As popular as Vampires may be, games surrounding them have become few and far between, so when I had the chance to review Dontnod Studios latest title, I was eager to see what they could do with our favourite creatures of the night. So, does it suck or is Vampyr a title worth sinking your teeth into?

It's true, there have been a number of Vampire themed titles over the years, but as we've hit the modern generation of consoles, it's a setting that's barely been touched. Way back on the PS2, we had games such as Darkwatch and Vampire Night - The prior seemingly taking inspiration from the Manga (and Animé) Vampire Hunter D, with the latter being more akin to the House of the Dead series. I personally really enjoyed Vampire Night, but sadly didn't get the chance to play Darkwatch, though I've heard good things. On top of this, we have the now old Bloodrayne series, and as fun as they were, the games were average at best (just don't go near the films). Castlevania and the Legacy of Kain/Soul Reaver series are naturally the most well known amongst gamers however, and yet there is one title I've not yet mentioned, which many of you will be shouting out right now. That of course is Vampire The Masquerade: Bloodlines.

Considered by many to be the best Vampire title ever released, the now dated game featured a number of different vampire races that varied from the charismatic and creative, high standing Toreador to the hated, hideous, sewer-bound monstrosities known as the Nosferatu. So why am I mentioning this? You'll find out later.

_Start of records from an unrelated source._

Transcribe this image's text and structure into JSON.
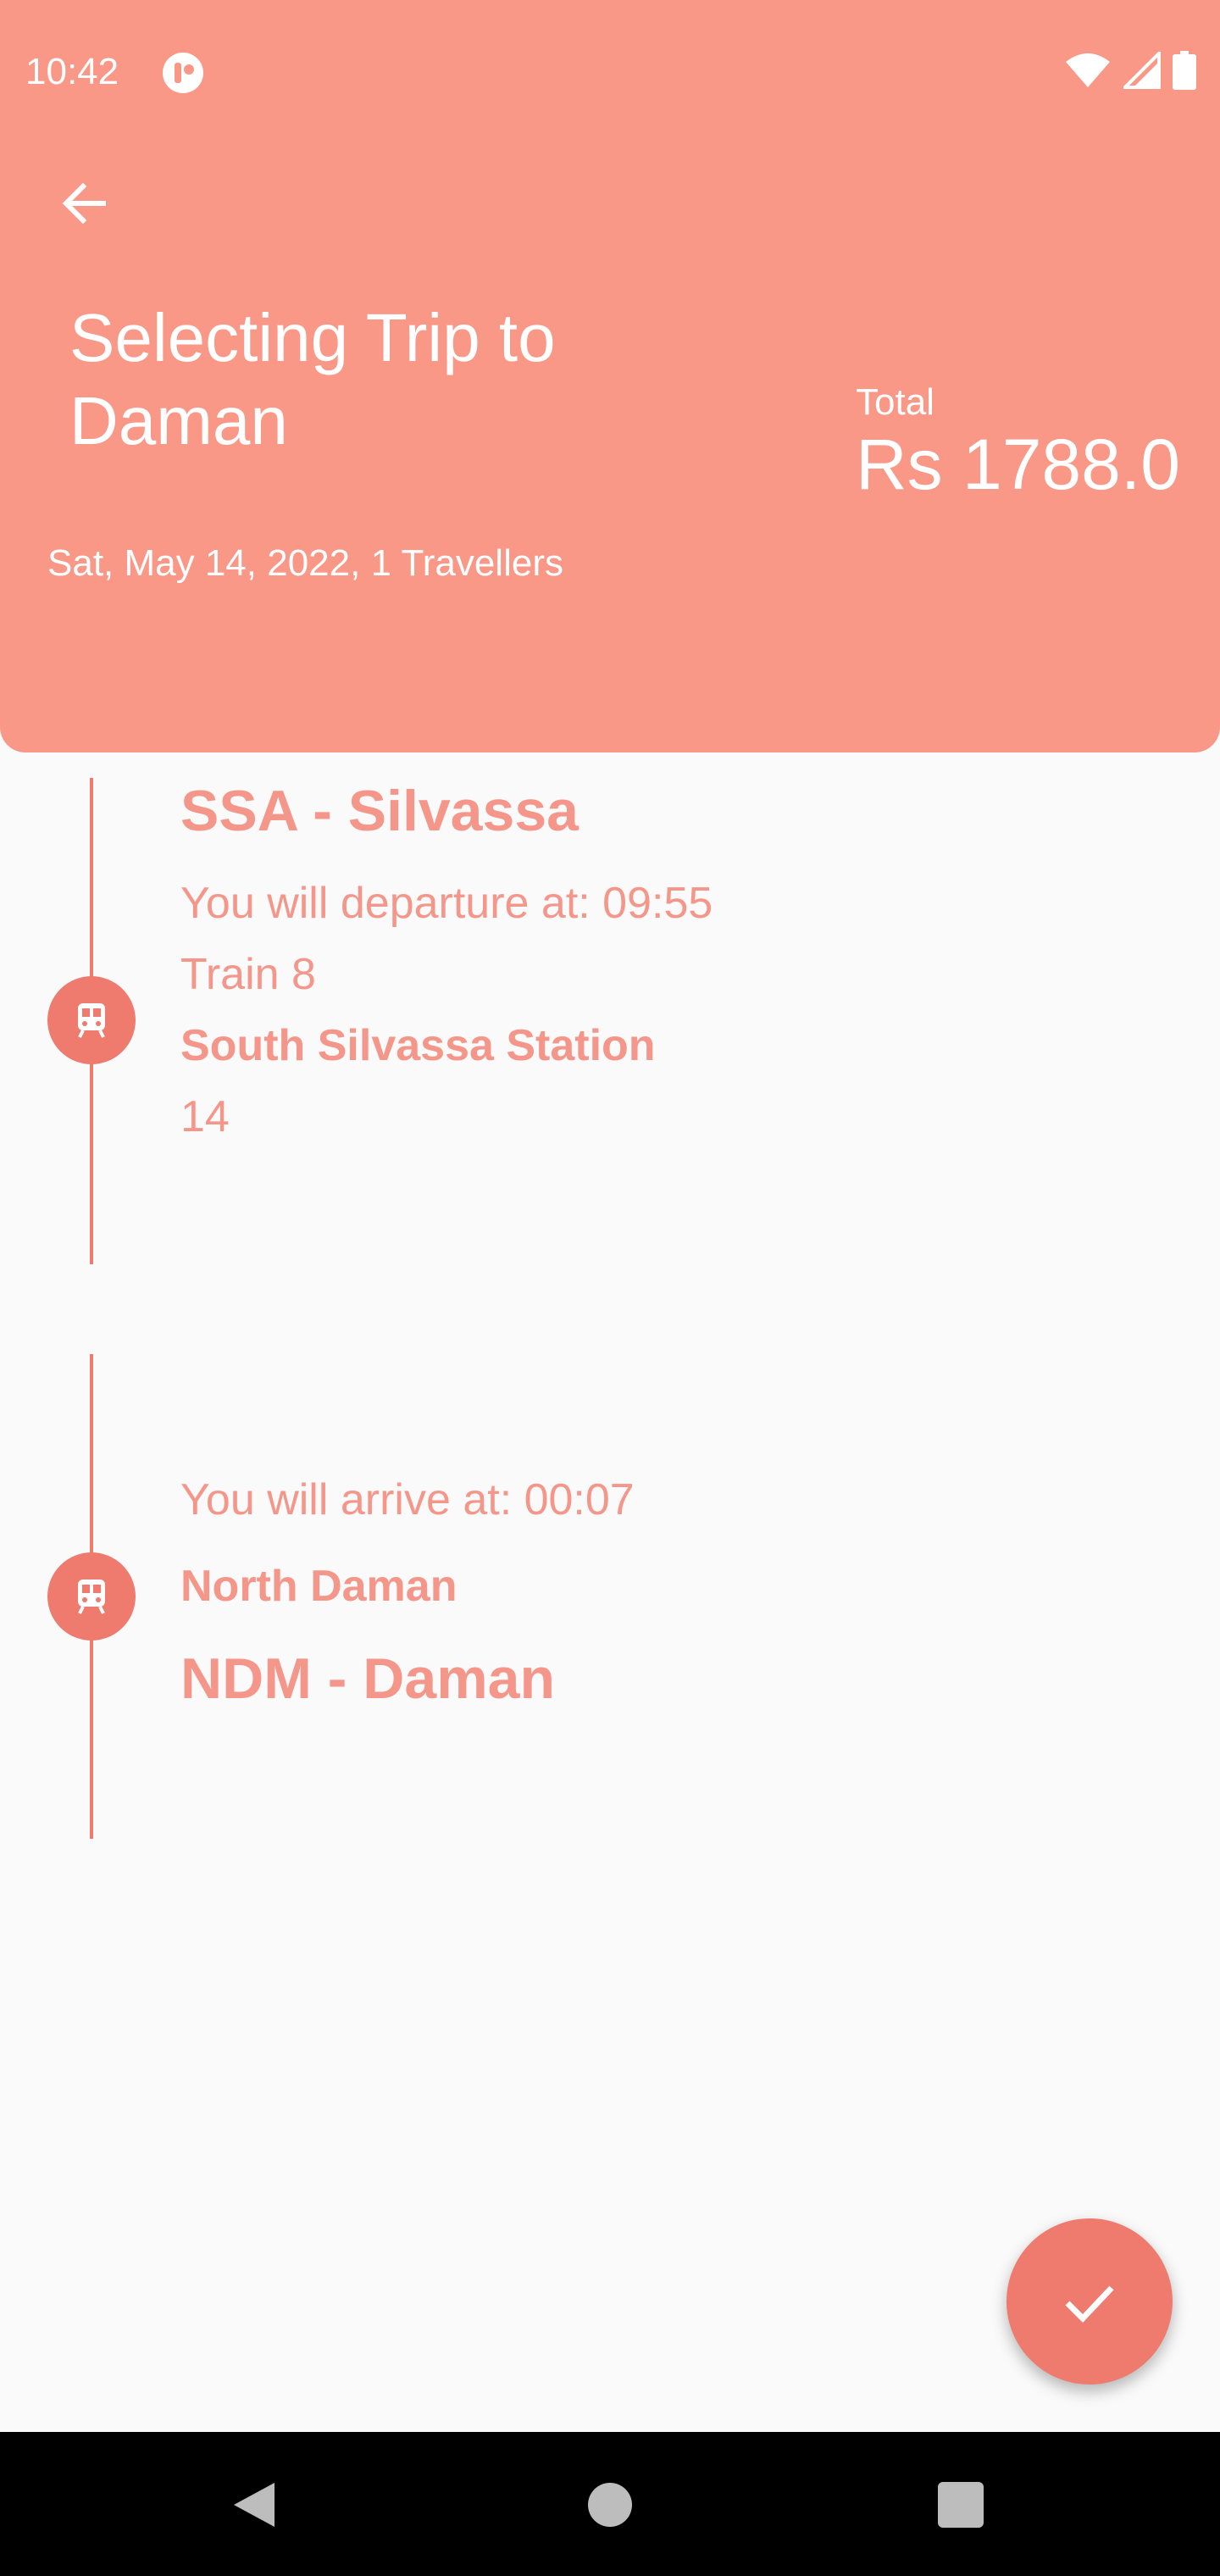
{
  "status_bar": {
    "time": "10:42",
    "icons": [
      "app-notification-icon",
      "wifi-icon",
      "cellular-signal-icon",
      "battery-icon"
    ]
  },
  "header": {
    "back_icon": "arrow-left-icon",
    "title": "Selecting Trip to Daman",
    "subtitle": "Sat, May 14, 2022, 1 Travellers",
    "total_label": "Total",
    "total_value": "Rs 1788.0"
  },
  "departure": {
    "code": "SSA - Silvassa",
    "time_text": "You will departure at: 09:55",
    "train": "Train 8",
    "station": "South Silvassa Station",
    "platform": "14",
    "icon": "train-icon"
  },
  "arrival": {
    "time_text": "You will arrive at: 00:07",
    "station": "North Daman",
    "code": "NDM - Daman",
    "icon": "train-icon"
  },
  "fab": {
    "icon": "check-icon"
  },
  "nav": {
    "icons": [
      "nav-back-icon",
      "nav-home-icon",
      "nav-recents-icon"
    ]
  },
  "colors": {
    "header_bg": "#F99887",
    "accent": "#EE7B6D",
    "text_accent": "#F4978A",
    "background": "#FAFAFA"
  }
}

Vampyr is set in the year 1918 during the Spanish Flu Epidemic. This was a real epidemic that plagued the streets of London for two years, so, keeping spoilers to a minimum, let's take a deeper look at the story of Vampyr.

If you've read the website or seen the trailers and posters, you'll know by now that the character you play in Vampyr is Doctor Jonathan Reid. After pioneering a brand new blood transfusion technique, his name became known around the world, so shortly after the games intro scene, it's no surprise the residents of the Pembroke Hospital are a little awestruck at his arrival.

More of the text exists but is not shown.